A 3D image-based quantification of immune cell-tumor spheroid interactions in the presence of checkpoint inhibition.

Abstract

82 Background: Delivering on the promises of cancer immunotherapy is hampered by a lack of in vitro testing platforms that enable the early selection of promising drugs candidates. While quantification of the number of cytotoxic T cells and IFNγ secretion can give an indication of the drug effect, it is often critical to assess the functional cytotoxicity and infiltration capacity.

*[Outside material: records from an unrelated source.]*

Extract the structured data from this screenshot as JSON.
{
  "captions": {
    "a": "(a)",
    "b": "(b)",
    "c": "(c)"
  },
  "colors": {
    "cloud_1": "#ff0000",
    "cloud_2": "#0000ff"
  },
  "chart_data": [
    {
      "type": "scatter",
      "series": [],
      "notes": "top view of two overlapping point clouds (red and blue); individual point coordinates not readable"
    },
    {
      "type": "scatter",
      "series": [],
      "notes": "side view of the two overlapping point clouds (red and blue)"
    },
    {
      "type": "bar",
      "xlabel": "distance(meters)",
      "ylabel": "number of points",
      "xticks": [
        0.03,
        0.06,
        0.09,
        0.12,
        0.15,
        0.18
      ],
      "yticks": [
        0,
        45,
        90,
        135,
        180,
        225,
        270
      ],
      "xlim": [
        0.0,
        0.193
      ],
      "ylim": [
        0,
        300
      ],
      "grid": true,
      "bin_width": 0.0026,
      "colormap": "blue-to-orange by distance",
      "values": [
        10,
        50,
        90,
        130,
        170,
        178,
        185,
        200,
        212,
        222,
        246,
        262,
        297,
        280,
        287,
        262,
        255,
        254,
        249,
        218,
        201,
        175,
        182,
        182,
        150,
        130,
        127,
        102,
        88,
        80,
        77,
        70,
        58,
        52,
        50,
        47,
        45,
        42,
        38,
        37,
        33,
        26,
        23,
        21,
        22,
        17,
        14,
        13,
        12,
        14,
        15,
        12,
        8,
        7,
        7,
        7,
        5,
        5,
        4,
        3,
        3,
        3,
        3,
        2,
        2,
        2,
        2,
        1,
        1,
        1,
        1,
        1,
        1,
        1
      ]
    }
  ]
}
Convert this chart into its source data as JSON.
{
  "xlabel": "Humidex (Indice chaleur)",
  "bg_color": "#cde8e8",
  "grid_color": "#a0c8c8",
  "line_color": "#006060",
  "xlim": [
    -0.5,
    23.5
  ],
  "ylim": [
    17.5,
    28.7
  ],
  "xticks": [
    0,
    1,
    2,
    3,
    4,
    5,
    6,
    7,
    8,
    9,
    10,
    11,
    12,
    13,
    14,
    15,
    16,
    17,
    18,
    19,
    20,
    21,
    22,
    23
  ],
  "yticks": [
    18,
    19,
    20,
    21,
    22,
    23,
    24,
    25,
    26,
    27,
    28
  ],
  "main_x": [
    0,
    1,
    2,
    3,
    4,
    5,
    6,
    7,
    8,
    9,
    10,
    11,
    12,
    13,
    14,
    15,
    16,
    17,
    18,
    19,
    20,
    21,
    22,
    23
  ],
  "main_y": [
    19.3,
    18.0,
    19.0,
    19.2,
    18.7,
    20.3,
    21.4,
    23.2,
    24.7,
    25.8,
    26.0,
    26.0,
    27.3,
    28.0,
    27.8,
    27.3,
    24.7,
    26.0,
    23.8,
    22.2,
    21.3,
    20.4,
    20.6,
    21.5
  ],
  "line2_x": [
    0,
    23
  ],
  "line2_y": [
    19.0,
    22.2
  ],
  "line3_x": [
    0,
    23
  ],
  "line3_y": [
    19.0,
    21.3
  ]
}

In addition, immunomodulatory effects of drug combinations need to be carefully assessed before these treatment modalities reach patients. However there are unlimited possibilities of new combinations, especially in the view of synergy effects observed with double checkpoint inhibition blockade and combination with standard of care drugs. To specifically address the needs of immunotherapy cancer drug developers, we developed robust assays that incorporate the human immune system into tumor spheroid cultures, with functional read-outs in a high throughput (384well plate) format. Methods: Breast cancer cells were grown in a hydrogel to form 3D tumoroids. HLA-matched PBMCs with and without pre-activation/exhaustion were added and the infiltration of T cells and subsequent tumoroid killing was quantified. The effect of immune checkpoint blockade was also assessed with the addition of pembrolizumab. Quantification of effects of stimulators and checkpoint inhibition was achieved with 3D imaging and morphometric analysis with OMiner software. Results: Automated 3D image and data analysis enabled discrimination of immune-tumour cell interactions depending on activation status of T cells. Activated T cells more efficiently infiltrated and killed tumoroids than non-activated ones. Cytotoxic activity of overactivated/exhausted T cells was supressed but this could be reversed by the presence of checkpoint inhibitor in the coculture. Conclusions: A 3D environment allows the different cell types to engage in a more realistic setting than when cells are grow in a monolayer. Using image-based analysis, immune-tumor interactions can be dissected. This represents a new, highly powerful tool for cancer immunotherapy drug developers to select the most promising compounds, allowing faster progression towards the clinic.